En lo concreto, aquí y ahora, cantidad de analistas concentran en Leonel toda la responsabilidad de la crisis y los males que padecemos. Los culpables son Leonel y, si acaso, sus más cercanos colaboradores: los actuales ministros, los miembros del comité político del PLD, sus amigos más cercanos. Ellos son los genios del mal. Como el PLD está en el poder, los gobiernos del PRD salen del análisis, lo mismo que los demás partidos políticos. Lo más importante, el resto de la sociedad dominicana aparte de la clase política también quedan fuera: los industriales, los comerciantes, los agricultores, los inversionistas extranjeros, los obreros, los desempleados, las amas de casa, los periodistas. Es decir, Leonel –en que lo que se incluye como signo su círculo más íntimo- es el villano, ergo el resto somos héroes. Lo menos que se puede llamar a una concepción como ésta es conveniente y complaciente, convenientemente complaciente.
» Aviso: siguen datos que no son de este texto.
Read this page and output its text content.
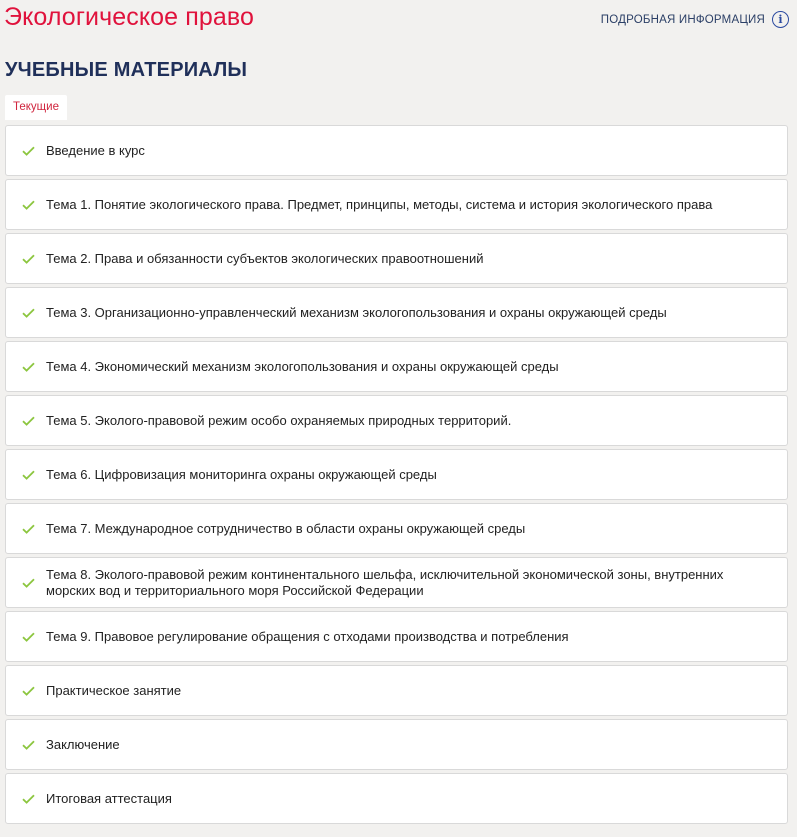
Экологическое право	ПОДРОБНАЯ ИНФОРМАЦИЯ	i
УЧЕБНЫЕ МАТЕРИАЛЫ
Текущие
Введение в курс
Тема 1. Понятие экологического права. Предмет, принципы, методы, система и история экологического права
Тема 2. Права и обязанности субъектов экологических правоотношений
Тема 3. Организационно-управленческий механизм экологопользования и охраны окружающей среды
Тема 4. Экономический механизм экологопользования и охраны окружающей среды
Тема 5. Эколого-правовой режим особо охраняемых природных территорий.
Тема 6. Цифровизация мониторинга охраны окружающей среды
Тема 7. Международное сотрудничество в области охраны окружающей среды
Тема 8. Эколого-правовой режим континентального шельфа, исключительной экономической зоны, внутренних морских вод и территориального моря Российской Федерации
Тема 9. Правовое регулирование обращения с отходами производства и потребления
Практическое занятие
Заключение
Итоговая аттестация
Mataron a Trujillo y el trujillismo como práctica política no anda muy lejos de como fue en la era. Pensar que un fenómeno social –la arbitrariedad, la impunidad, la corrupción- se acaba con la eliminación del líder o del representante formal es además de miope, ingenuo. Sucedió con la droga cuando mataron a Escobar: simplemente otros cabecillas ocuparon su lugar, y la cosa sigue igual que antes, business as usual. No niego el poder catártico que tienen las críticas y condenas contra Leonel, es poner un mural con su cara en el Parque Independencia. Todo mundo irá a tirarle piedras y así pensar que ya hizo, que ya está de este lado de los buenos. Conste que no abogo por ser condescendiente o diplomático, menos por exculpar a Leonel de la cuestión, pero siempre es su justo contexto y dimensión, como el Médici de una sociedad pasiva e indolente, torpe, aletargada, perezosa.

La ventaja práctica de la teoría del héroe es que a todos los demás nos quita todas las funciones y responsabilidades y nos relega al plano cómodo del crítico exigente. De ahí el epígrafe, que vuelva Caamaño, un Trujillo dicen algunos, o que baje la virgen de La Altagracia a resolvernos los problemas. Lo que no se nos ocurre es pensar cómo lo podemos hacer nosotros, en su defecto confesar que nos sentimos completamente incapaces y condenados. Entonces llega Fidel o Pinochet y se ponen a llorar, aquello del buen tirano es un cuento de Disney.